Our Kind of Traitor
- First edition cover
- Author: John le Carré
- Language: English
- Publisher: Viking Press
- Publication date: 16 September 2010
- Publication place: United Kingdom
- Media type: Print (hardcover and paperback)
- Pages: 320
- ISBN: 0-670-91901-2
- LC Class: PR6062.E33 L43 2010

= Our Kind of Traitor (novel) =

2010 novel by John le Carré

Our Kind of Traitor, published in 2010, is a novel by the British author John le Carré, about a Russian money launderer seeking to defect after his close friend is killed by his new superiors.

== Plot summary ==
On a tennis holiday in Antigua, British university lecturer Peregrine "Perry" Makepiece and his lawyer girlfriend Gail Perkins meet mysterious Russian oligarch Dmitri "Dima" Vladimirovich Krasnov and his family. Dima, who describes himself as "the world's number one money launderer", deliberately sought contact with Perry hoping that he is a British spy or knows one. This is because Dima wants Perry to pass on information about his criminal activities to British intelligence in exchange for protection for himself and his family. Dima fears for his life because "The Prince", the new leader of his criminal brotherhood, had a good friend of Dima and his wife murdered. The Prince now wants Dima to come to Bern to sign over control of the money laundering operation to him.

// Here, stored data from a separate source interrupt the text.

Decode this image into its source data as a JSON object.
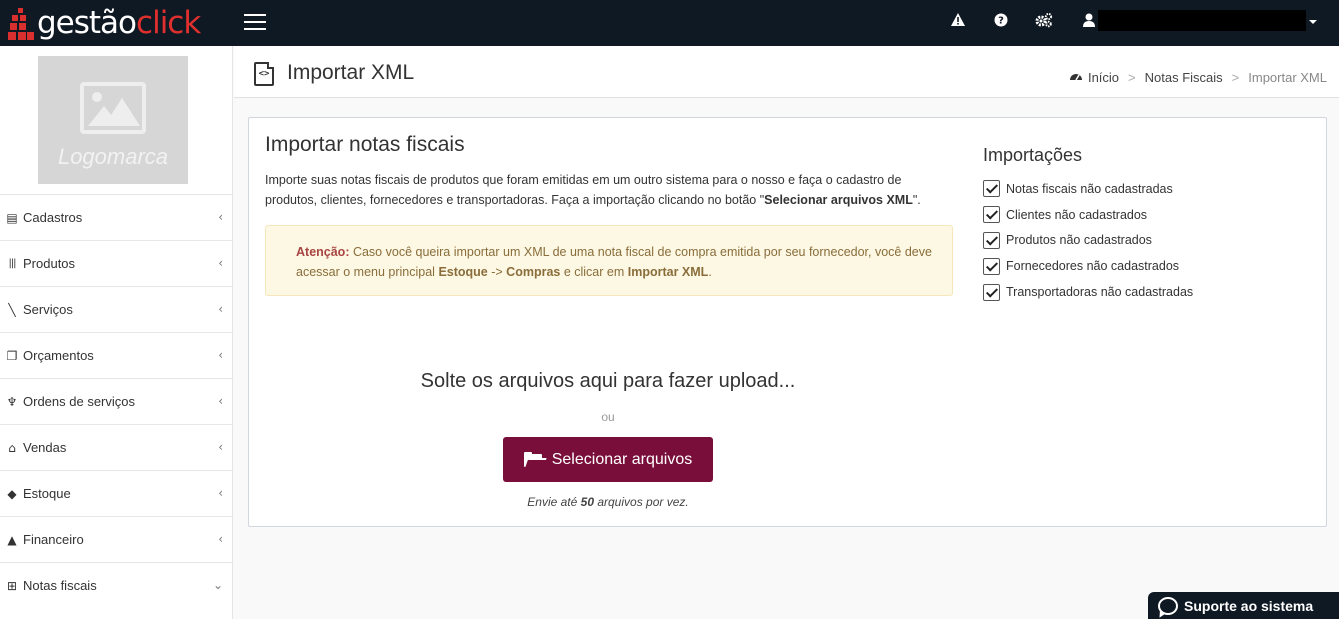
{
  "app": {
    "logo_part1": "gestão",
    "logo_part2": "click",
    "brand_color": "#e0302e",
    "topbar_color": "#0f1923"
  },
  "topbar": {
    "icons": [
      "warning-icon",
      "help-icon",
      "settings-cogs-icon",
      "user-icon"
    ],
    "warning_glyph": "⚠",
    "help_glyph": "?",
    "settings_glyph": "⚙",
    "user_glyph": "👤"
  },
  "sidebar": {
    "logomarca_label": "Logomarca",
    "items": [
      {
        "label": "Cadastros",
        "icon": "list-icon",
        "glyph": "▤",
        "arrow": "‹"
      },
      {
        "label": "Produtos",
        "icon": "barcode-icon",
        "glyph": "|||",
        "arrow": "‹"
      },
      {
        "label": "Serviços",
        "icon": "wrench-icon",
        "glyph": "╲",
        "arrow": "‹"
      },
      {
        "label": "Orçamentos",
        "icon": "copy-icon",
        "glyph": "❐",
        "arrow": "‹"
      },
      {
        "label": "Ordens de serviços",
        "icon": "trophy-icon",
        "glyph": "♆",
        "arrow": "‹"
      },
      {
        "label": "Vendas",
        "icon": "basket-icon",
        "glyph": "⌂",
        "arrow": "‹"
      },
      {
        "label": "Estoque",
        "icon": "cube-icon",
        "glyph": "◆",
        "arrow": "‹"
      },
      {
        "label": "Financeiro",
        "icon": "money-bag-icon",
        "glyph": "▲",
        "arrow": "‹"
      },
      {
        "label": "Notas fiscais",
        "icon": "sitemap-icon",
        "glyph": "⊞",
        "arrow": "⌄"
      }
    ]
  },
  "header": {
    "title": "Importar XML",
    "breadcrumb": {
      "home": "Início",
      "section": "Notas Fiscais",
      "current": "Importar XML",
      "separator": ">"
    }
  },
  "main": {
    "title": "Importar notas fiscais",
    "desc_part1": "Importe suas notas fiscais de produtos que foram emitidas em um outro sistema para o nosso e faça o cadastro de produtos, clientes, fornecedores e transportadoras. Faça a importação clicando no botão \"",
    "desc_bold": "Selecionar arquivos XML",
    "desc_part2": "\".",
    "alert": {
      "label": "Atenção:",
      "text1": " Caso você queira importar um XML de uma nota fiscal de compra emitida por seu fornecedor, você deve acessar o menu principal ",
      "bold1": "Estoque",
      "text2": " -> ",
      "bold2": "Compras",
      "text3": " e clicar em ",
      "bold3": "Importar XML",
      "text4": "."
    },
    "importacoes": {
      "title": "Importações",
      "items": [
        {
          "label": "Notas fiscais não cadastradas",
          "checked": true
        },
        {
          "label": "Clientes não cadastrados",
          "checked": true
        },
        {
          "label": "Produtos não cadastrados",
          "checked": true
        },
        {
          "label": "Fornecedores não cadastrados",
          "checked": true
        },
        {
          "label": "Transportadoras não cadastradas",
          "checked": true
        }
      ]
    },
    "upload": {
      "drop_text": "Solte os arquivos aqui para fazer upload...",
      "or_text": "ou",
      "button_label": "Selecionar arquivos",
      "button_color": "#7a0e3b",
      "limit_prefix": "Envie até ",
      "limit_count": "50",
      "limit_suffix": " arquivos por vez."
    }
  },
  "support": {
    "label": "Suporte ao sistema"
  }
}
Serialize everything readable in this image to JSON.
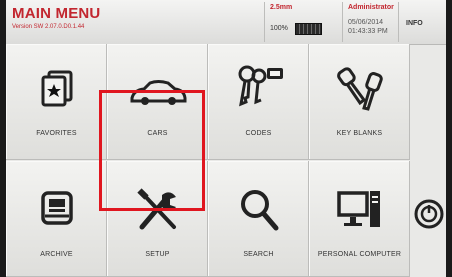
{
  "header": {
    "title": "MAIN MENU",
    "version": "Version SW 2.07.0.D0.1.44",
    "cut_value": "2.5mm",
    "zoom": "100%",
    "user": "Administrator",
    "date": "05/06/2014",
    "time": "01:43:33 PM",
    "info_label": "INFO"
  },
  "menu": {
    "favorites": "FAVORITES",
    "cars": "CARS",
    "codes": "CODES",
    "key_blanks": "KEY BLANKS",
    "archive": "ARCHIVE",
    "setup": "SETUP",
    "search": "SEARCH",
    "personal_computer": "PERSONAL COMPUTER"
  },
  "icons": {
    "favorites": "star-card-icon",
    "cars": "car-icon",
    "codes": "keys-tag-icon",
    "key_blanks": "key-blanks-icon",
    "archive": "archive-tray-icon",
    "setup": "tools-icon",
    "search": "magnifier-icon",
    "personal_computer": "computer-icon",
    "power": "power-icon"
  },
  "colors": {
    "accent": "#c2262f",
    "highlight": "#e0161f"
  }
}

Back in the UK, Perry reaches out to a colleague with contacts in British intelligence and hands over Dima's notes. Since these implicate a high-ranking decision maker in the UK, British intelligence decides to put government fixer Hector Meredith in charge of a secret semi-official investigation. Hector recruits disgraced intelligence officer Luke Weaver to handle the investigation. Luke, eager to redeem himself, makes all the necessary arrangements. Dima insists that Perry and Gail be present during his first contact with British intelligence in Paris during the 2009 Roland Garros final, so the couple travel there and reunite with Dima and his family.

After Dima signs the papers handing over his assets to a representative of "The Prince", he meets with Luke and is extracted, along with his family, to a safe house in the Swiss Alps. They wait there until British intelligence insists that only Dima travel to the UK; his family will be allowed to join him later if his information proves correct. Dima reluctantly agrees and travels with Luke to catch the charter plane that is supposed to bring them to the UK, only to be killed as the plane explodes shortly after take-off.

==Reception==
The New York Times reviewer Michiko Kakutani described it as "part vintage John le Carré and part Alfred Hitchcock", calling it the author's most thrilling thriller in years. James Naughtie, writing for The Telegraph, praised le Carré's dialogue, saying his "greatest gift may be his ear, which allows him to pick up a tremor of fear in the softest voice or a false note in any exchange of words and play with them to his heart’s content. He can therefore create, in dialogue, a trembling soundscape that has a pitch-perfect quality." While praising the book, The Guardians Christopher Tayler wrote: "By this stage of his career, Le Carré seems more interested in the telling than the tale, and in the actors more than in their actions. But his deft setting up of colourful characters, and slightly less deft meshing of psychology and plot requirements, doesn't always make for narrative tension. The long, fussily narrated opening, in particular, takes nearly 100 pages to get the reader hooked."

== Film adaptation ==

British director Susanna White made a film adaptation in 2016, based on a screenplay by Hossein Amini. Starring Ewan McGregor, Naomie Harris, Stellan Skarsgård, Damian Lewis, and Alicia von Rittberg, the film was released in the United Kingdom on 13 May 2016.